# Removing Musty Smell



## heartoflesh (Nov 10, 2005)

I have inherited my late Grandmother's KJV Bible but it has a terrible musty smell to it. Does anyone have a good remedy to remove this odor? I know that coffee grounds work good for removing musty odors from guitar cases, but don't know how that would work with a book.


----------



## bond-servant (Nov 10, 2005)

If there is a nice day soon, Leaving it 'open' outside in the sun (not direct) and fresh air for a few hours does wonders


----------



## heartoflesh (Nov 10, 2005)

> _Originally posted by bond-servant_
> If there is a nice day soon, Leaving it 'open' outside in the sun (not direct) and fresh air for a few hours does wonders



Thanks, I'll try that. Tomorrow might just be the last day like that until spring-- supposed to be 65 degrees!


----------



## bond-servant (Nov 10, 2005)

> _Originally posted by Rick Larson_
> 
> Thanks, I'll try that. Tomorrow might just be the last day like that until spring-- supposed to be 65 degrees!


----------



## Herald (Nov 10, 2005)

That musty smell may be mildew. Do the pages or the inside cover have any black or green blotches or marks?


----------



## Scott Bushey (Nov 10, 2005)

> _Originally posted by BaptistInCrisis_
> That musty smell may be mildew. Do the pages or the inside cover have any black or green blotches or marks?



or mold.......


----------



## bond-servant (Nov 10, 2005)

If so, the air will help to dry out the pages so mold or mildew can no longer grow on them. 

Short of spraying every page with Lysol...does anyone know a treatment to remove mildew from a book that will leave the pages unharmed?


----------



## turmeric (Nov 10, 2005)

Fabreeze-so your old rocker doesn't smell like grandpa anymore-might work.


----------



## bond-servant (Nov 10, 2005)

> _Originally posted by turmeric_
> Fabreeze-so your old rocker doesn't smell like grandpa anymore-might work.

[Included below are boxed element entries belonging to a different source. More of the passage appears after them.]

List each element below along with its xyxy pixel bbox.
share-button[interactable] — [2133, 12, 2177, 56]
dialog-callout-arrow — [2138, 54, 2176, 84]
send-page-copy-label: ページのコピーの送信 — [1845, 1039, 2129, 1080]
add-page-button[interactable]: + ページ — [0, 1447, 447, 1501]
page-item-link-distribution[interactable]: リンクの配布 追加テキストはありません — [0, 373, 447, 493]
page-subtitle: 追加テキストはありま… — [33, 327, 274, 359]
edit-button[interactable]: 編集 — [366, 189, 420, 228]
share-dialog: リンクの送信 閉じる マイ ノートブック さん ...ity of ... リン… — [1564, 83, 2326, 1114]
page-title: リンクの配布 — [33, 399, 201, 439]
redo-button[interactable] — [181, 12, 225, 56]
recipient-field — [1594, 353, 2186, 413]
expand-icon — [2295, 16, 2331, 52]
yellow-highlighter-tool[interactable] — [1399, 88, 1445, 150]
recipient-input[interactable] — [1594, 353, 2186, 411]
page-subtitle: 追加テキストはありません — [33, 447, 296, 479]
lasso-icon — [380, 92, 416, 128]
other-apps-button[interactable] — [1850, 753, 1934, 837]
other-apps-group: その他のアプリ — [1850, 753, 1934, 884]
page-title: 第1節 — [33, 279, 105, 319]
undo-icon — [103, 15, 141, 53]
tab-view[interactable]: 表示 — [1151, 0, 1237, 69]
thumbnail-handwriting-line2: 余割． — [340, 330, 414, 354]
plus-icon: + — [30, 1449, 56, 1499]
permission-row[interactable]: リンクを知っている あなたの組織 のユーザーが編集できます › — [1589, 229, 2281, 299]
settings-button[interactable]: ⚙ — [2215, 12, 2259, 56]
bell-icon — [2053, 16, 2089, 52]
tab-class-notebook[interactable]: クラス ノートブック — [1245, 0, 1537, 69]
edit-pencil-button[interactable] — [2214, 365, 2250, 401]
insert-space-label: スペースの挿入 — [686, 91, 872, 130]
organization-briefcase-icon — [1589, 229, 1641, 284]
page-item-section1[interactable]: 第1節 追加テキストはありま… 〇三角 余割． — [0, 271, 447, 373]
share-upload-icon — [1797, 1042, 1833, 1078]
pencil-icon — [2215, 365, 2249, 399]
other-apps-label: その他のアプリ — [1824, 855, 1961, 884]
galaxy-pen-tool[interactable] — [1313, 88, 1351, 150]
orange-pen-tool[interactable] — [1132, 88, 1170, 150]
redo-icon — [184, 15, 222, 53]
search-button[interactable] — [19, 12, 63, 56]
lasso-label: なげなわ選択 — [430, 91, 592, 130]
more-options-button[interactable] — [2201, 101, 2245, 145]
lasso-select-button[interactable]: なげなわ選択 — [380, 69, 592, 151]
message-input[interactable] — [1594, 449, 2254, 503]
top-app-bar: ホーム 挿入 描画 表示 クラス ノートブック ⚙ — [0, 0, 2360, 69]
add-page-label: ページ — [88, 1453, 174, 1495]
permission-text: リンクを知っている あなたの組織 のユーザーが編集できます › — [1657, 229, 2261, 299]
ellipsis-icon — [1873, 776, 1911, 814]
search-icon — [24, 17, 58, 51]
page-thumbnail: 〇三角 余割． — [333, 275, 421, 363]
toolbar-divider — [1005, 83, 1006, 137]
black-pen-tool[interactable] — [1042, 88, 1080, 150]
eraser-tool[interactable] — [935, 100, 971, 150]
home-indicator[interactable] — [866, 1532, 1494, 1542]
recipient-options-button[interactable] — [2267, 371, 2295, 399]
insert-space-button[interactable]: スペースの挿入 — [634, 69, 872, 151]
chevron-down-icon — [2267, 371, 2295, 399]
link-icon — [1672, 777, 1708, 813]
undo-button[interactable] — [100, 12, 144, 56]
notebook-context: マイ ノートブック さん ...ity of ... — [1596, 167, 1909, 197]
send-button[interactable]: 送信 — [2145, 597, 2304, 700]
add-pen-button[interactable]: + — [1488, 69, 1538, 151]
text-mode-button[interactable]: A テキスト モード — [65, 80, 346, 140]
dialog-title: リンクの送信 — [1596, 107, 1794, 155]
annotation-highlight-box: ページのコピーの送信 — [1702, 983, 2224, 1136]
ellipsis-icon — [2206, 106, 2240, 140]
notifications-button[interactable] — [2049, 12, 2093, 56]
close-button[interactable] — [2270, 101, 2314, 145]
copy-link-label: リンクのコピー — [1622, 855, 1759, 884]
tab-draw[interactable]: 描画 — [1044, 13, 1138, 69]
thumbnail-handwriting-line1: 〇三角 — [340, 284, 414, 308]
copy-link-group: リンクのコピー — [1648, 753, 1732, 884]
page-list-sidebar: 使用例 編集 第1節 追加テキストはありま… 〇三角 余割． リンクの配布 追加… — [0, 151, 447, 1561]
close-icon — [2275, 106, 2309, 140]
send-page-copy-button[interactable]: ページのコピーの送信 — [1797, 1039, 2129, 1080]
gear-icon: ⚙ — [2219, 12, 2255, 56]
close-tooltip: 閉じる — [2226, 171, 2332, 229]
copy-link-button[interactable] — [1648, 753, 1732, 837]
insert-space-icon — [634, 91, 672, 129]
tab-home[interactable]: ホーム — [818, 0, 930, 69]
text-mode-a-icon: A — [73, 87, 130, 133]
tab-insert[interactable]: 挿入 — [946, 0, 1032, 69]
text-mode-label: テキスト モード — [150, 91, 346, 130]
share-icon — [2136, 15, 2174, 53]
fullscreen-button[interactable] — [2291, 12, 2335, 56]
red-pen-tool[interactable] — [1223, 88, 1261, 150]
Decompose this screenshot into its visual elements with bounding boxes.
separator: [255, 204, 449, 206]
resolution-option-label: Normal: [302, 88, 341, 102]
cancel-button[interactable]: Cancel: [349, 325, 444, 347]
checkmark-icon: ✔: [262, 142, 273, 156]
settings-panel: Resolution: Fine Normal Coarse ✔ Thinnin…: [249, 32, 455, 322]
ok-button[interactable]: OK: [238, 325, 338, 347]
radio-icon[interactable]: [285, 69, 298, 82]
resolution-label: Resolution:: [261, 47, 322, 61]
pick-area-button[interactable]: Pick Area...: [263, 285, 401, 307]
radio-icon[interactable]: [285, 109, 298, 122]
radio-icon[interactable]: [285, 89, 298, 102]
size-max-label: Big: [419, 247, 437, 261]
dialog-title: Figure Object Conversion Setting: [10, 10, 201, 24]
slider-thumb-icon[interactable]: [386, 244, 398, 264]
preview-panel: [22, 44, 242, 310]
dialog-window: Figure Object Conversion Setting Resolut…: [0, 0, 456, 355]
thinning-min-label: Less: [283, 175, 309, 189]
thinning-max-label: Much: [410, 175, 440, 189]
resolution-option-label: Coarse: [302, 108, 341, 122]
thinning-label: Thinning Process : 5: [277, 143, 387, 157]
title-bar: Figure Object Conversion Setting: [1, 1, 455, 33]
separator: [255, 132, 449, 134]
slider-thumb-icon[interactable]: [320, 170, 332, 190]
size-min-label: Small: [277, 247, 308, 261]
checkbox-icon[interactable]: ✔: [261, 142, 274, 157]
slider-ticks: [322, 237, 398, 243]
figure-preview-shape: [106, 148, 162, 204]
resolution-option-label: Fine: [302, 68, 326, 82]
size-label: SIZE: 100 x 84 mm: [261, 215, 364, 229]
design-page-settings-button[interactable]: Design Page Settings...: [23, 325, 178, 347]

That's a thought! Though, I'd try it on a piece of paper first to see if it stains the paper in any way...


----------



## heartoflesh (Nov 10, 2005)

The pages are not discolored or appear to have any mold on them, (some of the archaic language is a little moldy  ) although there is a certain "dampness" I can detect. I'm going to give it the wind and sunshine treatment tomorrow while I'm out raking my lawn and giving it a good last mowing.

[Edited on 11-11-2005 by Rick Larson]


----------



## matt01 (Nov 11, 2005)

> _Originally posted by Rick Larson_
> I know that coffee grounds work good for removing musty odors from guitar cases, but don't know how that would work with a book.



How about putting the book in a box with the coffee grounds. Would work the same way as the guitar case. Just make sure it is a blend you don't mind smelling while in the Word.


----------



## heartoflesh (Nov 11, 2005)

> _Originally posted by matthew_
> 
> 
> > _Originally posted by Rick Larson_
> ...



If today's outdoor treatment doesn't totally remove the superfluity of moldiness, I may sprinkle it with a little French Market New Orleans blend.


----------